在R中,mean()和median()是标准函数,它们执行您所期望的功能。Mode()告诉您对象的内部存储模式,而不是参数中出现次数最多的值。但是是否存在一个标准库函数来实现向量(或列表)的统计模式?


当前回答

模式并不是在所有情况下都有用。所以函数应该处理这种情况。试试下面的函数。

Mode <- function(v) {
  # checking unique numbers in the input
  uniqv <- unique(v)
  # frquency of most occured value in the input data
  m1 <- max(tabulate(match(v, uniqv)))
  n <- length(tabulate(match(v, uniqv)))
  # if all elements are same
  same_val_check <- all(diff(v) == 0)
  if(same_val_check == F){
    # frquency of second most occured value in the input data
    m2 <- sort(tabulate(match(v, uniqv)),partial=n-1)[n-1]
    if (m1 != m2) {
      # Returning the most repeated value
      mode <- uniqv[which.max(tabulate(match(v, uniqv)))]
    } else{
      mode <- "Two or more values have same frequency. So mode can't be calculated."
    }
  } else {
    # if all elements are same
    mode <- unique(v)
  }
  return(mode)
}

输出,

x1 <- c(1,2,3,3,3,4,5)
Mode(x1)
# [1] 3

x2 <- c(1,2,3,4,5)
Mode(x2)
# [1] "Two or more varibles have same frequency. So mode can't be calculated."

x3 <- c(1,1,2,3,3,4,5)
Mode(x3)
# [1] "Two or more values have same frequency. So mode can't be calculated."

其他回答

我还不能投票,但Rasmus Bååth的答案是我一直在寻找的。 但是,我将稍微修改一下,允许将分布限制在0到1之间。

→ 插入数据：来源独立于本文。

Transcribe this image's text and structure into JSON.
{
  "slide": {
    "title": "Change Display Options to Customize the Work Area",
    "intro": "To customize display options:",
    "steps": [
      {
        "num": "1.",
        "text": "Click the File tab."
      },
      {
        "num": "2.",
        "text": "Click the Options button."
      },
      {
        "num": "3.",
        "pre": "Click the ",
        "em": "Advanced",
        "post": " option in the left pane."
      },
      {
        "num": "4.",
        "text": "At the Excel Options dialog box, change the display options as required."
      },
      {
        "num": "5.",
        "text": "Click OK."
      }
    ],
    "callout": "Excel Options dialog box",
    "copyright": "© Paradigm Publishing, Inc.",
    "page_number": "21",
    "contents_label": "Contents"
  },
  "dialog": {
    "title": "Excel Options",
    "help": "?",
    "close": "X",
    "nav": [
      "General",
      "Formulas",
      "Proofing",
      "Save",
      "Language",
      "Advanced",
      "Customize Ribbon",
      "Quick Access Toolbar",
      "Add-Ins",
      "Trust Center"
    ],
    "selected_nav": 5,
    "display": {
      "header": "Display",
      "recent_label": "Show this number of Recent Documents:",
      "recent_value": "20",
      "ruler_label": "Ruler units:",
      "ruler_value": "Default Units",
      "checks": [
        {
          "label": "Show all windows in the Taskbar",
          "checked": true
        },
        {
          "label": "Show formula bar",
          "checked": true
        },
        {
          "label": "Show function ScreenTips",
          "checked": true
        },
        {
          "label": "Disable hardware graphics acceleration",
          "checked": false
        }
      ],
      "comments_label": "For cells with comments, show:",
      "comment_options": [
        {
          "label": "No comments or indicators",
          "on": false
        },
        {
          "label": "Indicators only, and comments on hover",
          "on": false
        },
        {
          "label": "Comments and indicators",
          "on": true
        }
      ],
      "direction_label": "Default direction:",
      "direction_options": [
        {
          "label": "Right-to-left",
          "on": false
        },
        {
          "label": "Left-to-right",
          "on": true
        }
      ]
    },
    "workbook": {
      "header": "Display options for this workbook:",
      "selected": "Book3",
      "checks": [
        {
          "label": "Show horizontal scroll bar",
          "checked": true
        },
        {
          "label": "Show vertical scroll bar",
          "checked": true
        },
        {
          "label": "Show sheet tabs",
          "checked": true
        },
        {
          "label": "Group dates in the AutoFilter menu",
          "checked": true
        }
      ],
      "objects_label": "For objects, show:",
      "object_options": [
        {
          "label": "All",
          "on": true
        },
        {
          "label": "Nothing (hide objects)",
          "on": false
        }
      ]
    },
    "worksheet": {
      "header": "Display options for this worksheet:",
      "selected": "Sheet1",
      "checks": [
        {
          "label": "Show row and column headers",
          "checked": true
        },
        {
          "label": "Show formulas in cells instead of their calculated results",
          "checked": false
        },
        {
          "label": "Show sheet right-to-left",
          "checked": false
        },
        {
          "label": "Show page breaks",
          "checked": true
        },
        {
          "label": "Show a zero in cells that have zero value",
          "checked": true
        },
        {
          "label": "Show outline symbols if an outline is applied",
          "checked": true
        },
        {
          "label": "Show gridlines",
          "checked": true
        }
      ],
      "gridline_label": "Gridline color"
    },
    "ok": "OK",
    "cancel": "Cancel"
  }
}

estimate_mode <- function(x,from=min(x), to=max(x)) {
  d <- density(x, from=from, to=to)
  d$x[which.max(d$y)]
}

我们知道你可能根本不想约束你的分布,那么设置from=-"BIG NUMBER", to="BIG NUMBER"

下面的函数有三种形式:

method = "mode"[默认值]:计算单模态向量的模式,否则返回NA Method = "nmodes":计算vector中模式的个数 Method = "modes":列出单模态或多模态向量的所有模态

modeav <- function (x, method = "mode", na.rm = FALSE)
{
  x <- unlist(x)
  if (na.rm)
    x <- x[!is.na(x)]
  u <- unique(x)
  n <- length(u)
  #get frequencies of each of the unique values in the vector
  frequencies <- rep(0, n)
  for (i in seq_len(n)) {
    if (is.na(u[i])) {
      frequencies[i] <- sum(is.na(x))
    }
    else {
      frequencies[i] <- sum(x == u[i], na.rm = TRUE)
    }
  }
  #mode if a unimodal vector, else NA
  if (method == "mode" | is.na(method) | method == "")
  {return(ifelse(length(frequencies[frequencies==max(frequencies)])>1,NA,u[which.max(frequencies)]))}
  #number of modes
  if(method == "nmode" | method == "nmodes")
  {return(length(frequencies[frequencies==max(frequencies)]))}
  #list of all modes
  if (method == "modes" | method == "modevalues")
  {return(u[which(frequencies==max(frequencies), arr.ind = FALSE, useNames = FALSE)])}  
  #error trap the method
  warning("Warning: method not recognised.  Valid methods are 'mode' [default], 'nmodes' and 'modes'")
  return()
}

下面是一个查找模式的函数:

mode <- function(x) {
  unique_val <- unique(x)
  counts <- vector()
  for (i in 1:length(unique_val)) {
    counts[i] <- length(which(x==unique_val[i]))
  }
  position <- c(which(counts==max(counts)))
  if (mean(counts)==max(counts)) 
    mode_x <- 'Mode does not exist'
  else 
    mode_x <- unique_val[position]
  return(mode_x)
}

您还可以计算一个实例在您的集合中出现的次数,并找到最大次数。如。

> temp <- table(as.vector(x))
> names (temp)[temp==max(temp)]
[1] "1"
> as.data.frame(table(x))
r5050 Freq
1     0   13
2     1   15
3     2    6
> 

抱歉,我可能把它理解得太简单了,但这不是可以工作的吗?(我的机器上的1E6值在1.3秒内):

t0 <- Sys.time()
summary(as.factor(round(rnorm(1e6), 2)))[1]
Sys.time()-t0

你只需要用你的向量替换“round(rnorm(1e6),2)”。